An association between lipid storage disorder and ALS has previously been reported only once, i.e. in a 38-year-old patient who was diagnosed with both Fabry disease (FD) and ALS. The authors of that case report postulated that the autophagy impairment that is typical of FD may be a predisposing factor to ALS on the basis of the similarities observed in autophagy-associated marker staining between the mouse model of FD and that of ALS [25]. Anomalies in autophagy have also been observed in multiple models of Gaucher disease, including mouse and Drosophila, with findings including dysfunctional mitochondria, mTOR downregulation, and an autophagic flux block, all leading to neurodegeneration [26,27]. Autophagy plays a central role also in the pathogenesis of ALS, with defects involving different stages of the process, including substrate recognition and autophagosome formation, fusion of the autophagosome with a lysosome and lysosomal clearance of autophagic substrates [28]. Autophagy enhancement is considered a potential therapeutic strategy, a hypothesis supported by the fact that rapamycin, a potent mTOR inhibitor, has been found to improve locomotor performance and lifespan in a Drosophila model of ALS [29]. Interestingly, when rapamycin was used in a Drosophila model of Gaucher disease, it led to improvements in motor activity, lifespan and oxidative stress [30]. We therefore postulate that common autophagic pathways may underlie the two disorders.

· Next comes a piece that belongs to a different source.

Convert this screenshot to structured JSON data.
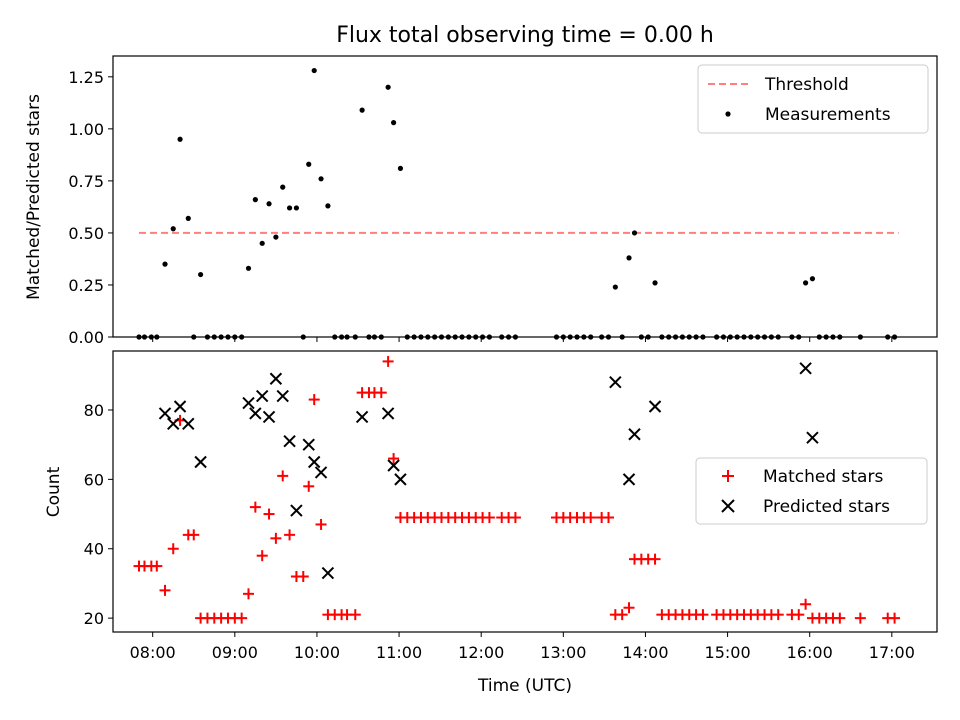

To our knowledge, this is the first case report of type 3 GD and ALS phenotype in the same patient. The patient could have been very unlucky to develop both diseases, but considering their very low prevalence, this would be unlikely. So motor neuron degeneration may be due to oxidative stress induced by an accumulation of glucosylceramides caused by low GBA activity. Type 3 GD and ALS also may share the same autophagic pathways. This case report sheds light on the potential link between GD and ALS and it may be helpful for future patients in making early diagnosis and treatment.

Disclosures

The authors declare no conflicts of interest.